Up the hill they rushed. Here and there farmers armed with clubs and spears would stand taunting them for a few breaths, screaming defiance, but they would always run before the raiders came through them.

‘You promised us death, lord!’ shouted Eyvind. ‘These cowards will keep me waiting for ever to begin my feasting!’

‘You will be drunk with your father and his father before the night is out!’ shouted Authun.

The church — though the Norsemen didn’t know it by that name — was a squat wooden building like the rest in the village, though a solid one. Authun tried the door. It was shut fast. He nodded to the roof. Sigur and Egil crouched, their hands improvising a stirrup.

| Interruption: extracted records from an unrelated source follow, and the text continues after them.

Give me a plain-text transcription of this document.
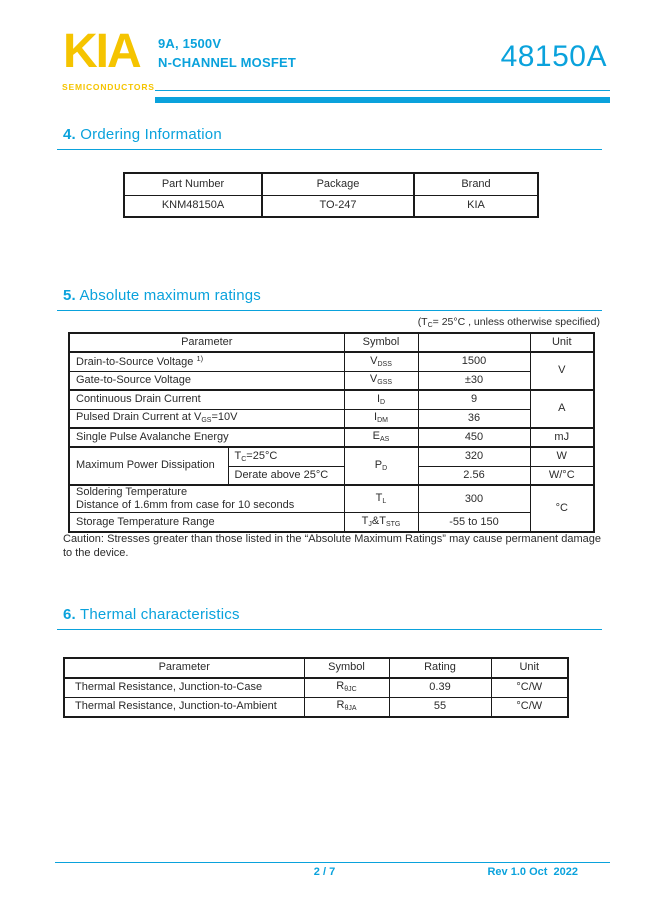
KIA
SEMICONDUCTORS
9A, 1500V
N-CHANNEL MOSFET	48150A
4. Ordering Information
Part Number	Package	Brand
KNM48150A	TO-247	KIA
5. Absolute maximum ratings
(TC= 25°C , unless otherwise specified)
Parameter		Symbol		Unit
Drain-to-Source Voltage $^{1)}$		VDSS	1500	V
Gate-to-Source Voltage		VGSS	±30	
Continuous Drain Current		ID	9	A
Pulsed Drain Current at VGS=10V		IDM	36	
Single Pulse Avalanche Energy		EAS	450	mJ
Maximum Power Dissipation	TC=25°C	PD	320	W
	Derate above 25°C		2.56	W/°C

Soldering Temperature
Distance of 1.6mm from case for 10 seconds		TL	300	°C
Storage Temperature Range		TJ&TSTG	-55 to 150	
Caution: Stresses greater than those listed in the “Absolute Maximum Ratings” may cause permanent damage to the device.
6. Thermal characteristics
Parameter	Symbol	Rating	Unit
Thermal Resistance, Junction-to-Case	RθJC	0.39	°C/W
Thermal Resistance, Junction-to-Ambient	RθJA	55	°C/W
2 / 7	Rev 1.0 Oct  2022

Young Eyvind ran at the side of the building and the two bigger men thrust him up onto the thatch. In three bounds he was at the smoke vent, his formidable axe free from its strap.

‘Kill no children!’ shouted the king.

Eyvind disappeared from view through the hole at the apex of the roof. Ten heartbeats later the door was open and the other raiders were inside.

Authun looked around, his eyes almost blind from the transition between the blazing village and the dark of the church. He could see virtually nothing until Varrin came in with a brand.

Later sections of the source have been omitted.